Smaller businesses usually won't need enterprise-scale storage solutions, and it'll be cost-prohibitive for them to pay enterprise prices for them. These sorts of solutions are usually fairly expensive.
For example, Snowflake charges 23$ per month per terabyte of storage if a business pays up front, and 40$ per month per terabyte for pay-as-you-go storage. There are other solutions that are much cheaper; businesses need to carefully weigh the benefits of paying a premium for their storage.
Cloud-based solutions tend to be hard to implement, technically speaking. Enterprise-scale solutions like Snowflake usually require a technical support team to implement, which makes them somewhat inaccessible to those without technical staff. There are solutions that are simpler to implement, but don't require any on-premise work, either.
BI tool as data warehouse
Many businesses exist in a middle zone where they're large enough to need a unified data storage solution, but too small to effectively leverage standalone data warehousing tools. Data storage options for these businesses need to be robust enough to handle large amounts of business data, but cheap enough to make financial sense.
For these businesses, it often makes a lot of sense to use a BI tool as a data warehouse. Since a BI tool needs to access business data and store it anyway, it's a good move to just load all your business data into your BI tool and use it as a storage solution.
This has the added advantage of making more data accessible for analysis. A BI tool can only perform analysis on data that it can see. If it's acting as an organization-wide data warehouse, then it'll be able to analyze any data set.
It's also much easier to connect data sources to a BI tool than it is to connect to other data warehousing options. Most BI tools offer simple-to-use connectors with common business systems, which allow this data to flow right from one tool to another. Some tools also allow users to pipe on-premise data like Microsoft Office files right into the data warehouse.
The value of this strategy will vary from tool to tool. Some tools let their users store more data for pretty minimal fees, while others make their customers pay a premium for more data storage. At a certain point in any tool, it'll start to get too expensive to store more data in it. That's the point where investing in a standalone data warehouse is a good idea.
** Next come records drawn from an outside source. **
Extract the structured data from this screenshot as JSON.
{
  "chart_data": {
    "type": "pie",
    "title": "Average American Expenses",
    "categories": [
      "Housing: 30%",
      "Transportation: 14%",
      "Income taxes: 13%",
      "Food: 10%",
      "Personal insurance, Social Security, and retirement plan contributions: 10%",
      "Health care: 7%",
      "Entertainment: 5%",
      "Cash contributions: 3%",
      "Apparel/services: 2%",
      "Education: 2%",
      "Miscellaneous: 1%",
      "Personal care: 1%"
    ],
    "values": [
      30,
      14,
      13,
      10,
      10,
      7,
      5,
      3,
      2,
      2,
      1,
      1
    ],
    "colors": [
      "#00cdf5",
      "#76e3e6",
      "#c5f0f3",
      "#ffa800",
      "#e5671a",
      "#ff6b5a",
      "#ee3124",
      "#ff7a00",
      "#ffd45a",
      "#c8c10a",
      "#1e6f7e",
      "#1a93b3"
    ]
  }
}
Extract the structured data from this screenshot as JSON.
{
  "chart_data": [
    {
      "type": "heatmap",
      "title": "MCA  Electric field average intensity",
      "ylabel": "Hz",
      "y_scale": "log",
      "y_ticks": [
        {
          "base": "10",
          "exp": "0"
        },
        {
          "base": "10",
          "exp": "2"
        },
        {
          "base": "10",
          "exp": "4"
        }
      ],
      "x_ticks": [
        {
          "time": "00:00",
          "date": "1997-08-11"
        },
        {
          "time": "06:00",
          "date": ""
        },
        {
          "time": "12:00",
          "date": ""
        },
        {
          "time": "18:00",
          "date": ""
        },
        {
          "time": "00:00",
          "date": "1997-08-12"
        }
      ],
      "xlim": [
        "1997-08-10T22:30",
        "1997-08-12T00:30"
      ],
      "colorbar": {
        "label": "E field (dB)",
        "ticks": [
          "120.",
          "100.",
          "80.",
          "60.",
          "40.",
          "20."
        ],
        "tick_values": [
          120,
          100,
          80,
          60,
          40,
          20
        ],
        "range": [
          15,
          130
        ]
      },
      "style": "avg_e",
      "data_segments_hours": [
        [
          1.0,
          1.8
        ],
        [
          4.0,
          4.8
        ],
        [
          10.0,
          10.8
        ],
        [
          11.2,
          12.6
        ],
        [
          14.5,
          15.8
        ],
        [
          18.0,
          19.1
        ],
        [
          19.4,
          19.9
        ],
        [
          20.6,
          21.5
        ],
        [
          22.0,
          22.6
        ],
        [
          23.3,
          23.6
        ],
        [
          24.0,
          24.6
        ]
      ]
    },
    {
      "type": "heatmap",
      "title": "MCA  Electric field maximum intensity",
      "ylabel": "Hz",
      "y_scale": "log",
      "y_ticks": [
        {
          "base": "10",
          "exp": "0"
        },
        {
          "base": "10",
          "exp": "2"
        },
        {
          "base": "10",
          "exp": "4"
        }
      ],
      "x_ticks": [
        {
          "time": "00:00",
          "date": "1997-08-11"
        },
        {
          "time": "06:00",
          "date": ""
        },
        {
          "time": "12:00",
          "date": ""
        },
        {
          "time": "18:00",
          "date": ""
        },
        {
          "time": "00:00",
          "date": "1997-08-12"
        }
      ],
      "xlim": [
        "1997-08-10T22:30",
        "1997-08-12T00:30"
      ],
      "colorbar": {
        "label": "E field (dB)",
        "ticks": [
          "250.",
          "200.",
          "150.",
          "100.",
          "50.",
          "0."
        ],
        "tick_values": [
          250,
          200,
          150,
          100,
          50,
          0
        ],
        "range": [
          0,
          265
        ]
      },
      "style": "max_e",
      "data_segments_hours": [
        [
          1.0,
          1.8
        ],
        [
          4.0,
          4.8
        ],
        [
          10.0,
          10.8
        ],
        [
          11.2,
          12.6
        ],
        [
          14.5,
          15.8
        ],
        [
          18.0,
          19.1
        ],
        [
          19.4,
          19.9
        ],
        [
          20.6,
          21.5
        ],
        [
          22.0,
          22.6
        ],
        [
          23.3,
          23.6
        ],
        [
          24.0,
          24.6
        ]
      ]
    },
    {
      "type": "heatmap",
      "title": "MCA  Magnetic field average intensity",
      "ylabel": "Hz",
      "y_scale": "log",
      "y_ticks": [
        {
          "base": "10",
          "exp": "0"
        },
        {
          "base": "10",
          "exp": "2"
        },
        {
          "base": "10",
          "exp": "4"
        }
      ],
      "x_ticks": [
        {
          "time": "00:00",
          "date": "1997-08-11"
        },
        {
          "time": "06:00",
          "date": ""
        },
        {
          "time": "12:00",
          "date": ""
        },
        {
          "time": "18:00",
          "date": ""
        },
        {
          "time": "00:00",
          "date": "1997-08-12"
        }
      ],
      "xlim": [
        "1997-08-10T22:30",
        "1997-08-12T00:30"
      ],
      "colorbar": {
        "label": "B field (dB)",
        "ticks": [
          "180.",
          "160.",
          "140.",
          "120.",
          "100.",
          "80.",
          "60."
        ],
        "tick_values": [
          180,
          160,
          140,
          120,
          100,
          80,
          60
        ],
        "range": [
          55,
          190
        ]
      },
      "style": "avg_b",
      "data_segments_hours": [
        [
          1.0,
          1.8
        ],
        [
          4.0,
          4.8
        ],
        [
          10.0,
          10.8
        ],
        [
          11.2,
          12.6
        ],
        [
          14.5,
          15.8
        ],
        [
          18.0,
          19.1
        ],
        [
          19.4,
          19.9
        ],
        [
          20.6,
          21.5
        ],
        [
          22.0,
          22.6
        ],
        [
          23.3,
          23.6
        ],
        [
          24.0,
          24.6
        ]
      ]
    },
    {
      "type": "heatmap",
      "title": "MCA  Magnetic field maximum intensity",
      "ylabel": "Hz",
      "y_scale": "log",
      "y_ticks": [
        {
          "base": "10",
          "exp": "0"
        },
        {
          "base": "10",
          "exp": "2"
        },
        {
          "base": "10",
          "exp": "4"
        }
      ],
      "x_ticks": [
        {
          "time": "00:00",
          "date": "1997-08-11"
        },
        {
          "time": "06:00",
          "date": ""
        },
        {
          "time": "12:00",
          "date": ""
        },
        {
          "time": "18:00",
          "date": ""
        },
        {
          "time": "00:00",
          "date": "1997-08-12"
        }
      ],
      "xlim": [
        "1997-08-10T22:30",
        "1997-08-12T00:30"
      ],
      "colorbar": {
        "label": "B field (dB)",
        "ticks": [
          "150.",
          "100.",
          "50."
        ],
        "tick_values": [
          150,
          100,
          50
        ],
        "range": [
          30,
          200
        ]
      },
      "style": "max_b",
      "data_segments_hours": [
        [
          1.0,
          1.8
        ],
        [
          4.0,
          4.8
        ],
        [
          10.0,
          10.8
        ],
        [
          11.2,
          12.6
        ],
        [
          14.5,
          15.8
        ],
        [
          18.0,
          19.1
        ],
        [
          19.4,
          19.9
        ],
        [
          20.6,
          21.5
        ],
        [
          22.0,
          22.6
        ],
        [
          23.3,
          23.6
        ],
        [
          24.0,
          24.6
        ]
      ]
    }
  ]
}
BI tools also have the same data governance problems as other third-party applications. There are some workarounds, like federated connectors, but usually, businesses with special rules on how they can store data can't use a BI tool as a data warehouse.
There are many different strategies that businesses can use for storing and accessing their data. These are just three of the most common solutions; businesses might want to use strategies not listed here, or a blend of the strategies we talked about.
Regardless, businesses that have reached a certain level of data complexity need to implement some consistent data storage solution. With an effective data storage solution, businesses can effectively leverage all of their data towards insight.